FIG. 1 is an explanatory diagram showing the features of the present invention.

FIG. 2 is an explanatory diagram showing a direction in which a shock wave is applied to a reinforcing bar existing in a concrete structure according to the embodiment of the present invention.

FIG. 3 shows a state in which a shock wave is applied by making a hole in a concrete structure to expose the upper end of the reinforcing bar and bringing a shock wave applying device close to the exposed upper end of the reinforcing bar in the embodiment of the present invention.

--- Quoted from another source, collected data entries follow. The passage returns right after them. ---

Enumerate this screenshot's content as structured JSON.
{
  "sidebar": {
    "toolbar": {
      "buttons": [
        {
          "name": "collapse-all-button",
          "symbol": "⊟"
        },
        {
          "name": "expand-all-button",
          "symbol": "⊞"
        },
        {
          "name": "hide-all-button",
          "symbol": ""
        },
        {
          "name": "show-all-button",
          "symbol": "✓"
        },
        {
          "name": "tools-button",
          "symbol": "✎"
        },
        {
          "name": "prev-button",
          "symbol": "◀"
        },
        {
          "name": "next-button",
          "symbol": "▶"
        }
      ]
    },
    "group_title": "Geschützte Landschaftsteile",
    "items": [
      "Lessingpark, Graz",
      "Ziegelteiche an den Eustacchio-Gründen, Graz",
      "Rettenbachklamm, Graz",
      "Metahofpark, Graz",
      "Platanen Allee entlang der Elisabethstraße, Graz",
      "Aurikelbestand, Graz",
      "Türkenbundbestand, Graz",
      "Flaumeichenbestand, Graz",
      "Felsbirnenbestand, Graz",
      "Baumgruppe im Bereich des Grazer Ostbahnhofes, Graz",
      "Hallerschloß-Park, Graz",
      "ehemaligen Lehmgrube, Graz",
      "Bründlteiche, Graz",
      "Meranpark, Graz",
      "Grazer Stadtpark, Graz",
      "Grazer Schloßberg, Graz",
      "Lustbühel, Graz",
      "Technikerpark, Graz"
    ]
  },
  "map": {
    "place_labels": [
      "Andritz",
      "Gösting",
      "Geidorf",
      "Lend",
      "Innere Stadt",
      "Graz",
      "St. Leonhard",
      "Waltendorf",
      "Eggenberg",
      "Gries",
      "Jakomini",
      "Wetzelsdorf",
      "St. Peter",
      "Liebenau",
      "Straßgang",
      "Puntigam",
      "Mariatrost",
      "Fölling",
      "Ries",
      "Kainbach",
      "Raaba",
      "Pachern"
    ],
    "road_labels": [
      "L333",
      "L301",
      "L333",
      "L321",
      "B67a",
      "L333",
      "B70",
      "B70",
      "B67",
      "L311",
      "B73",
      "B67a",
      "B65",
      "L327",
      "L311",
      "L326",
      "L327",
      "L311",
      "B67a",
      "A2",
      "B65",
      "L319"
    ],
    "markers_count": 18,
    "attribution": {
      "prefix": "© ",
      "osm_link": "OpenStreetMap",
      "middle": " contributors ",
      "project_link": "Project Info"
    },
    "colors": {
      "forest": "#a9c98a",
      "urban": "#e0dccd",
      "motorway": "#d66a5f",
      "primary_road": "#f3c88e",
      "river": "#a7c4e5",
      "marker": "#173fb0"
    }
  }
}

FIG.

FIG. 4 is a partial cross-sectional view of a shock wave imparting device according to an embodiment of the present invention.

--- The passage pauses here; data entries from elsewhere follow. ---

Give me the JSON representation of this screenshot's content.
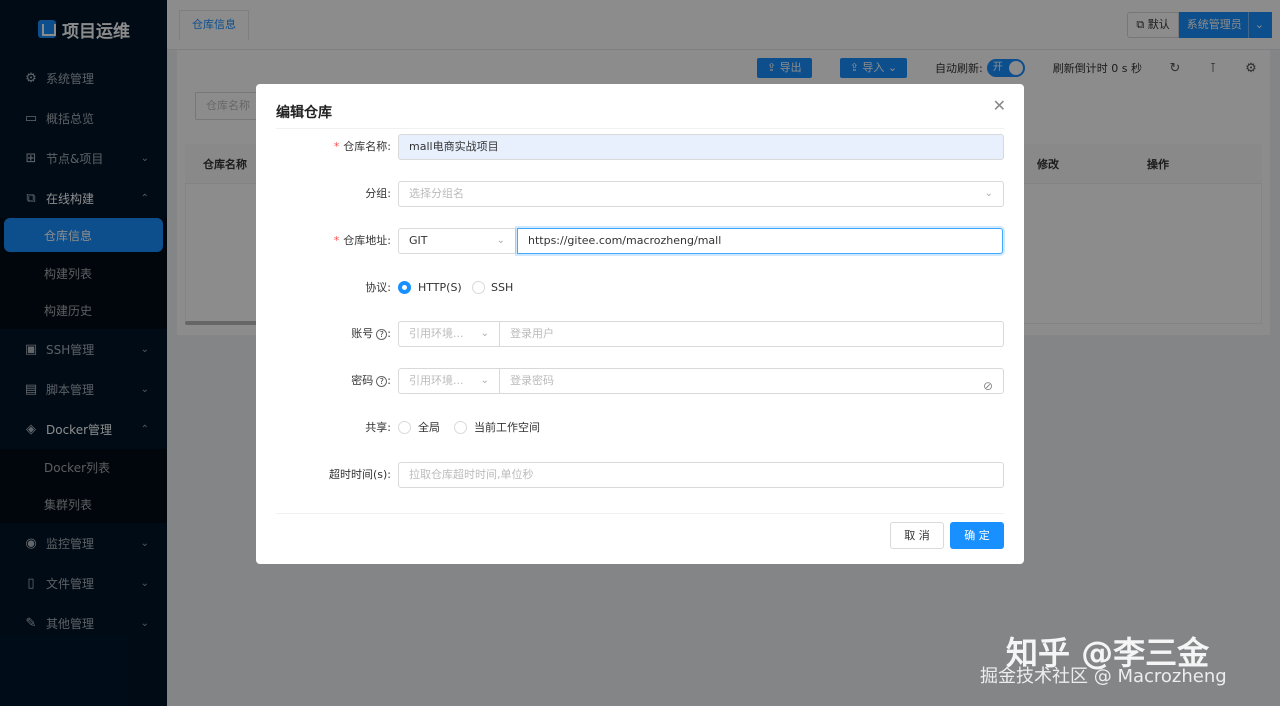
{
  "app": {
    "title": "项目运维"
  },
  "sidebar": {
    "items": [
      {
        "label": "系统管理",
        "icon": "gear-icon",
        "arrow": ""
      },
      {
        "label": "概括总览",
        "icon": "monitor-icon",
        "arrow": ""
      },
      {
        "label": "节点&项目",
        "icon": "nodes-icon",
        "arrow": "⌄"
      },
      {
        "label": "在线构建",
        "icon": "build-icon",
        "arrow": "⌃"
      }
    ],
    "build_sub": [
      "仓库信息",
      "构建列表",
      "构建历史"
    ],
    "items2": [
      {
        "label": "SSH管理",
        "icon": "terminal-icon",
        "arrow": "⌄"
      },
      {
        "label": "脚本管理",
        "icon": "script-icon",
        "arrow": "⌄"
      },
      {
        "label": "Docker管理",
        "icon": "docker-icon",
        "arrow": "⌃"
      }
    ],
    "docker_sub": [
      "Docker列表",
      "集群列表"
    ],
    "items3": [
      {
        "label": "监控管理",
        "icon": "monitor-alert-icon",
        "arrow": "⌄"
      },
      {
        "label": "文件管理",
        "icon": "file-icon",
        "arrow": "⌄"
      },
      {
        "label": "其他管理",
        "icon": "wrench-icon",
        "arrow": "⌄"
      }
    ]
  },
  "topbar": {
    "tab": "仓库信息",
    "workspace": "默认",
    "user": "系统管理员"
  },
  "toolbar": {
    "export": "导出",
    "import": "导入",
    "auto_refresh": "自动刷新:",
    "switch_on": "开",
    "countdown": "刷新倒计时 0 s 秒"
  },
  "list": {
    "search_placeholder": "仓库名称",
    "col_name": "仓库名称",
    "col_modify": "修改",
    "col_ops": "操作"
  },
  "modal": {
    "title": "编辑仓库",
    "name_label": "仓库名称:",
    "name_value": "mall电商实战项目",
    "group_label": "分组:",
    "group_placeholder": "选择分组名",
    "addr_label": "仓库地址:",
    "addr_type": "GIT",
    "addr_value": "https://gitee.com/macrozheng/mall",
    "protocol_label": "协议:",
    "protocol_http": "HTTP(S)",
    "protocol_ssh": "SSH",
    "account_label": "账号",
    "account_env_placeholder": "引用环境...",
    "account_placeholder": "登录用户",
    "password_label": "密码",
    "password_env_placeholder": "引用环境...",
    "password_placeholder": "登录密码",
    "share_label": "共享:",
    "share_global": "全局",
    "share_current": "当前工作空间",
    "timeout_label": "超时时间(s):",
    "timeout_placeholder": "拉取仓库超时时间,单位秒",
    "cancel": "取 消",
    "ok": "确 定"
  },
  "watermark": {
    "line1": "知乎 @李三金",
    "line2": "掘金技术社区 @ Macrozheng"
  }
}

FIG. 5 is a perspective view of a concrete structure in which holes are drilled and the reinforcing bars are exposed in order to apply a shock wave in a direction perpendicular to the axis of the reinforcing bars in the embodiment of the present invention.

FIG. 6 is a partial cross-sectional view of another applying device according to the embodiment of the present invention.

FIG. 7A is a side sectional view of a plasma electrode rod described in JP 2001-303880 A. (B)
The figure is a cross-sectional view of the plasma electrode rod.

FIG. 8 is a sectional view showing a procedure for breaking a concrete structure described in JP-A-8-218648.

FIG. 9 is a cross-sectional view showing a procedure for breaking a concrete structure described in JP-A-8-218649.

FIG. 10 is an explanatory diagram of a plasma crushing device that destroys rocks and the like.

[Explanation of Codes] 1 Applying device 2 Concrete structure 3 Reinforcing bar 5 Hollow cylindrical body 6 Plasma electrode rod 8 Water C Reinforcing bar axial direction D Reinforcing bar orthogonal direction

   ─────────────────────────────────────────────────── ─── Continued front page    (72) Inventor Akira Kataoka             1-3-1, Uchisaiwaicho, Chiyoda-ku, Tokyo East             Inside Kyoden Electric Co., Ltd. (72) Inventor Yuji Tokunaga             4-833 Shibaura, Minato-ku, Tokyo Co., Ltd.             KANDENKO (72) Inventor Masayuki Iguchi             4-833 Shibaura, Minato-ku, Tokyo Co., Ltd.             KANDENKO (72) Inventor Yukio Yoshii             1-6-1, Otemachi, Chiyoda-ku, Tokyo             Inside the Nuclear Power Company F-term (reference) 2E176 AA01 DD31 DD53

Claims (5)

[Claims] 1. A method for dismantling a concrete structure,
A part of the internal reinforcing bar or steel frame is exposed from the concrete structure, and shock waves are applied to the exposed reinforcing bar or steel frame in two directions, the axial direction and the direction perpendicular to the axis, simultaneously or stepwise. A method for dismantling a concrete structure, characterized by: 2. The method of dismantling a concrete structure according to claim 1, wherein the shock wave is generated by plasma discharge or blasting. 3. A shock wave in the axial direction of the reinforcing bar or the steel frame is applied to the same reinforcing bar or steel frame at a time interval, according to any one of claims 1 and 2. Method for dismantling the described concrete structure. 4. A shock wave generator is mounted on the tip of the action part of an existing construction machine used for dismantling, and shock waves are repeatedly applied as in claim 1 to weaken the dismantled part, and the concrete structure is constructed by the construction machine. Dismantling method for concrete structure, characterized by dismantling. 5. The tip of the electrode of the plasma discharge is attached so as to cover a hollow body having a closed tip, and the space formed by the tip of the electrode and the hollow body in the hollow body is insulated. An apparatus for applying a shock wave by plasma for dismantling a concrete structure, characterized in that the body is housed.